When it comes to sustainable pathways, things get trickier. By GFN’s definition of sustainability, we can either limit population, reduce consumption, or foster technological innovation. Besides being politically incorrect, the first lever challenges the social contract of developed countries, which relies on a pyramid to fund pensions for ageing populations. The second lever is often claimed by advocates who risk alienating others by pitting value systems against each other. Innovation may appear as the least painful compromise, but it also shies away from uncomfortable discussions on inequalities within and between countries. Climate change negotiations provide examples aplenty.  

Therefore, the way forward is dialogue. Fairer and principled dialogue, reframing environmental stakes to help leaders align diverging interests. The role of civil society is precisely to facilitate such dialogue by providing objective measures to ground it and forums to convene key stakeholders. I believe that if challenges are properly framed, considering contextual incentives and constraints, leaders will know what to do to be more sustainable.

If challenges are properly framed, leaders will know what to do to be more sustainable.

Let me give an example: countries can look at sustainable environment management as a security issue. Wars, migrations, trade, or supply chain integrity are directly linked to environmental events, such as floods, droughts, or any natural disaster that disturbs livelihoods. Leveraging our experience with the Earth Overshoot Day, we at GFN have designed the ‘Country Deficit Day’, which measures how long a country can survive without imports. To us, the link with natural resources management is obvious. But it is framed in a way that no leader can disregard after COVID or Ukraine.

 

TC – What advice would you give CEOs who wish to ramp up their sustainability governance efforts?  

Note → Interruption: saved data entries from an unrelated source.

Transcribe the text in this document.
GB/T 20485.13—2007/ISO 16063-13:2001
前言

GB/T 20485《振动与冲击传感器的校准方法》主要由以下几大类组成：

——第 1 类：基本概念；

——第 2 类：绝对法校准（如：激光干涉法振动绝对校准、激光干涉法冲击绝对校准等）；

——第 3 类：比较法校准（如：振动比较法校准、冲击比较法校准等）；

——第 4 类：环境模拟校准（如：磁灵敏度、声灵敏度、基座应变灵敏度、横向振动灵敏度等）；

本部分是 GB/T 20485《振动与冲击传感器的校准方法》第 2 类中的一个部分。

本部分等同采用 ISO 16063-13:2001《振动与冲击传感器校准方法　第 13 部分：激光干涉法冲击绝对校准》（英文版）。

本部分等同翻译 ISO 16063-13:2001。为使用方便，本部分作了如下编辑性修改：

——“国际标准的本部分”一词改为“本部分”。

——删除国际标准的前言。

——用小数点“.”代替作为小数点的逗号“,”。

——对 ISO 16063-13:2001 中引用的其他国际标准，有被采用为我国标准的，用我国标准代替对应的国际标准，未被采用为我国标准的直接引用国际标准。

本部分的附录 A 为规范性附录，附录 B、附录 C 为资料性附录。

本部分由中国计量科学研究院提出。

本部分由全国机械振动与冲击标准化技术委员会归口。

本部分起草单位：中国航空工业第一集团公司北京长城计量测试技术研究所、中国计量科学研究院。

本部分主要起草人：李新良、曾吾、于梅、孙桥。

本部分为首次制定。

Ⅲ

ST – My advice to CEOs, or any leader really, would be to understand and document how much their activity depends on natural resources and how it affects natural ecosystems in return. This is the thinking behind ‘double materiality’, fostered by ground-breaking EU regulations.

Looking at financial materiality only, a risk-based view that considers the outside-in impact of externalities on one’s activities, is like driving a car without ever looking back. Looking at impact materiality, which accounts for the impact that organisations have on their ecosystem, will help correct the historical market-failure that disregarded externalities in value creation.

In other words, to drive safe and far, leaders need to look forward but keep an eye on the rear-view mirror.

Interview by Baptiste Raymond, 12/2023.